Jefe the Hater’s rooting pick: Montreal. I don’t know if God smiles when Caleb Porter suffers, but I do.
Good Guys Game of the Week
DC United vs. FC Dallas (Apple TV+ free game, 6:30)
Quick trivia question: When was the last time that FC Dallas visited DC United?
Answer: October 13, 2018, a 1-0 loss
That’s a little ridiculous. That was near the end of Óscar Pareja’s time in Frisco and FCD has had two permanent coaches and two interim coaches since then. This is not to say that MLS needs to schedule FCD to visit DC more often, but that maybe FCD needs to do a little bit better at hiring coaches so that they’re not firing them in the middle of their third seasons. So congratulations, Peter Luccin. You get to do something that neither Luchi Gonzalez nor Nico Estévez got to do.
But aside from that little bit of trivia, this game is keeping with the recurring theme of this week’s column: Teams that are run worse than FC Dallas.
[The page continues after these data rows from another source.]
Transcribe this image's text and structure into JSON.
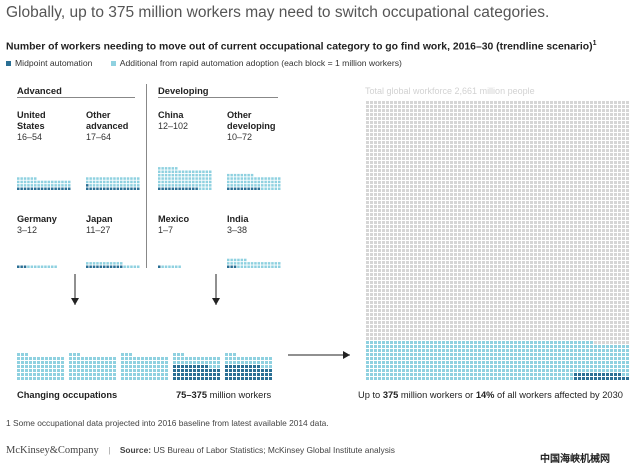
{
  "headline": "Globally, up to 375 million workers may need to switch occupational categories.",
  "chart_data": {
    "type": "waffle",
    "title": "Number of workers needing to move out of current occupational category to go find work, 2016–30 (trendline scenario)",
    "title_footnote_marker": "1",
    "legend": [
      {
        "label": "Midpoint automation",
        "color": "#2a6f94"
      },
      {
        "label": "Additional from rapid automation adoption (each block = 1 million workers)",
        "color": "#8fd1e0"
      }
    ],
    "groups": [
      {
        "label": "Advanced",
        "countries": [
          {
            "name_lines": [
              "United",
              "States"
            ],
            "range": "16–54",
            "low": 16,
            "high": 54
          },
          {
            "name_lines": [
              "Other",
              "advanced"
            ],
            "range": "17–64",
            "low": 17,
            "high": 64
          },
          {
            "name_lines": [
              "Germany"
            ],
            "range": "3–12",
            "low": 3,
            "high": 12
          },
          {
            "name_lines": [
              "Japan"
            ],
            "range": "11–27",
            "low": 11,
            "high": 27
          }
        ]
      },
      {
        "label": "Developing",
        "countries": [
          {
            "name_lines": [
              "China"
            ],
            "range": "12–102",
            "low": 12,
            "high": 102
          },
          {
            "name_lines": [
              "Other",
              "developing"
            ],
            "range": "10–72",
            "low": 10,
            "high": 72
          },
          {
            "name_lines": [
              "Mexico"
            ],
            "range": "1–7",
            "low": 1,
            "high": 7
          },
          {
            "name_lines": [
              "India"
            ],
            "range": "3–38",
            "low": 3,
            "high": 38
          }
        ]
      }
    ],
    "changing_occupations": {
      "label": "Changing occupations",
      "range": "75–375",
      "unit": "million workers",
      "low": 75,
      "high": 375
    },
    "global_workforce": {
      "label": "Total global workforce 2,661 million people",
      "total": 2661,
      "low": 75,
      "high": 375
    },
    "colors": {
      "midpoint": "#2a6f94",
      "additional": "#8fd1e0",
      "workforce": "#d6d6d6",
      "arrow": "#222222"
    }
  },
  "bottom_left": {
    "label": "Changing occupations",
    "range": "75–375",
    "unit": " million workers"
  },
  "bottom_right": {
    "pre": "Up to ",
    "n1": "375",
    "mid": " million workers or ",
    "n2": "14%",
    "post": " of all workers affected by 2030"
  },
  "footnote": "1 Some occupational data projected into 2016 baseline from latest available 2014 data.",
  "brand": "McKinsey&Company",
  "source_label": "Source:",
  "source": " US Bureau of Labor Statistics; McKinsey Global Institute analysis",
  "watermark": "中国海峡机械网"
}
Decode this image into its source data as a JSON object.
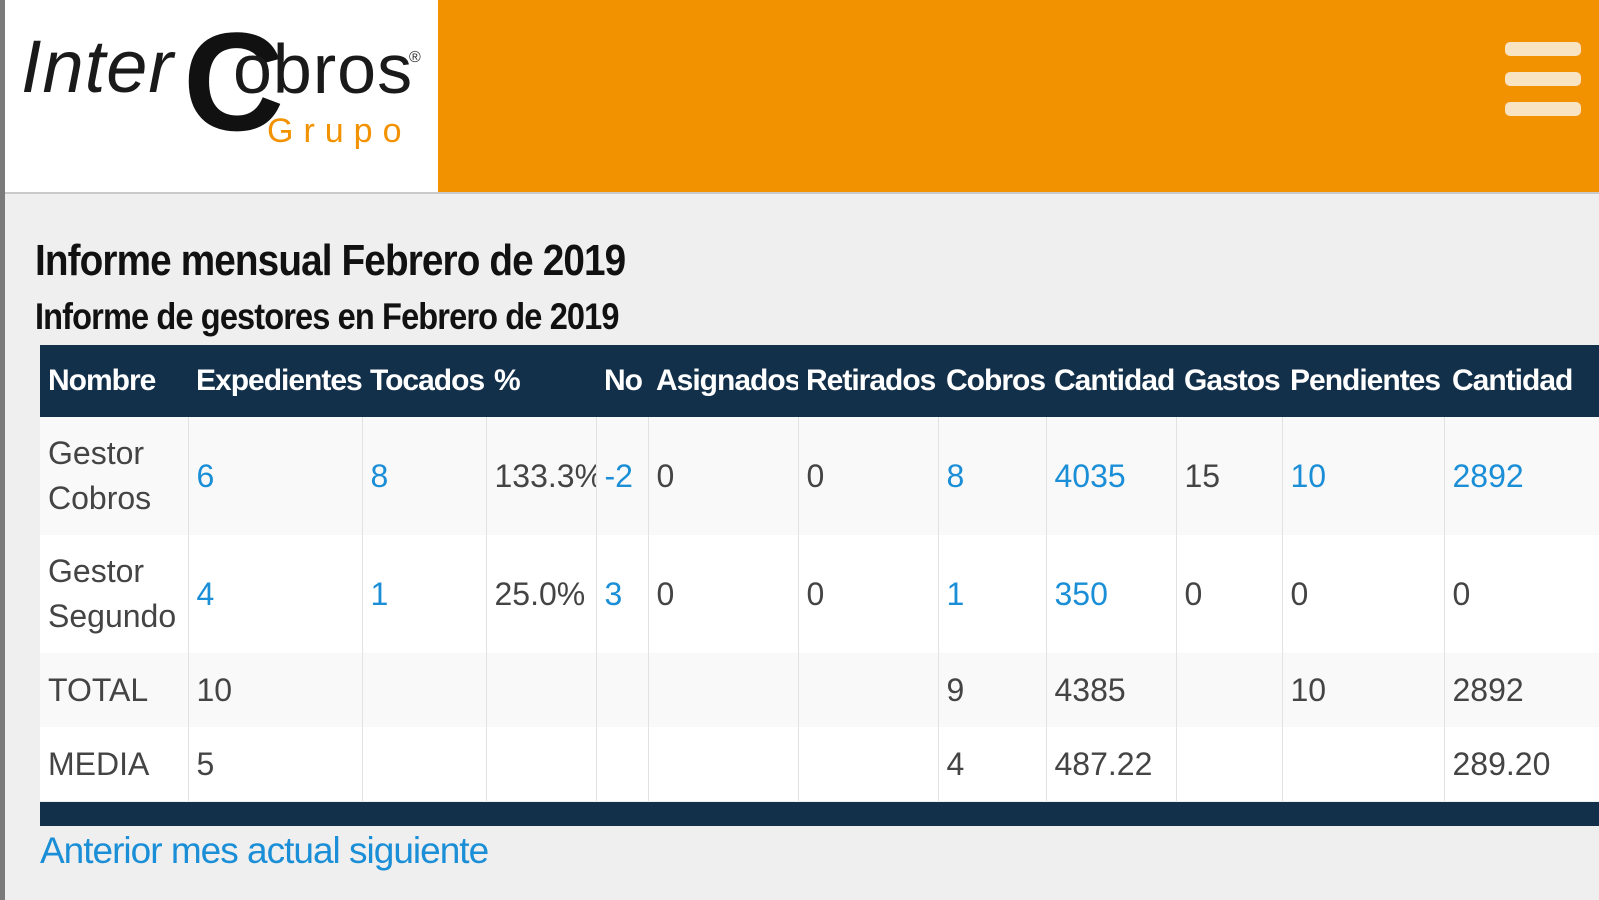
{
  "brand": {
    "logo_inter": "Inter",
    "logo_c": "C",
    "logo_obros": "obros",
    "logo_reg": "®",
    "logo_grupo": "Grupo",
    "header_color": "#f39200",
    "menu_icon": "hamburger-menu-icon"
  },
  "page": {
    "title": "Informe mensual Febrero de 2019",
    "subtitle": "Informe de gestores en Febrero de 2019"
  },
  "table": {
    "headers": [
      "Nombre",
      "Expedientes",
      "Tocados",
      "%",
      "No",
      "Asignados",
      "Retirados",
      "Cobros",
      "Cantidad",
      "Gastos",
      "Pendientes",
      "Cantidad"
    ],
    "rows": [
      {
        "nombre": "Gestor Cobros",
        "expedientes": "6",
        "tocados": "8",
        "pct": "133.3%",
        "no": "-2",
        "asignados": "0",
        "retirados": "0",
        "cobros": "8",
        "cantidad": "4035",
        "gastos": "15",
        "pendientes": "10",
        "cantidad2": "2892"
      },
      {
        "nombre": "Gestor Segundo",
        "expedientes": "4",
        "tocados": "1",
        "pct": "25.0%",
        "no": "3",
        "asignados": "0",
        "retirados": "0",
        "cobros": "1",
        "cantidad": "350",
        "gastos": "0",
        "pendientes": "0",
        "cantidad2": "0"
      },
      {
        "nombre": "TOTAL",
        "expedientes": "10",
        "tocados": "",
        "pct": "",
        "no": "",
        "asignados": "",
        "retirados": "",
        "cobros": "9",
        "cantidad": "4385",
        "gastos": "",
        "pendientes": "10",
        "cantidad2": "2892"
      },
      {
        "nombre": "MEDIA",
        "expedientes": "5",
        "tocados": "",
        "pct": "",
        "no": "",
        "asignados": "",
        "retirados": "",
        "cobros": "4",
        "cantidad": "487.22",
        "gastos": "",
        "pendientes": "",
        "cantidad2": "289.20"
      }
    ]
  },
  "nav": {
    "prev": "Anterior",
    "current": "mes actual",
    "next": "siguiente"
  }
}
As a fan of this team and this league since the mid ’90s, I so enjoy hating on DC United for the simple reason that they had so much in the league’s early years and their fans would relish in telling you about it.
So when they spend season after season falling on their face, missing the playoffs, trading away and selling off their best players, hiring and firing dopes like Ben Olsen, and Hernan Lozada, and Wayne Rooney, it’s like a drip of dopamine. Stuff isn’t always great at FC Dallas and our beloved club does a fabulous job outrunning excellence and trophies, but when you’re a hater, you at least get the schadenfreude of seeing the suffering of at least a few clubs.
So suck it, DC United. When you’re out at Audi Field on Saturday, watching Petar Musa and Jesús Ferreira and Alan Velasco and Paul Arriola and Sebastian Lletget kick your shit in, enjoy your nostalgia for Marco Etcheverry and Jaime Moreno and Roy Lassiter. And then suck it some more.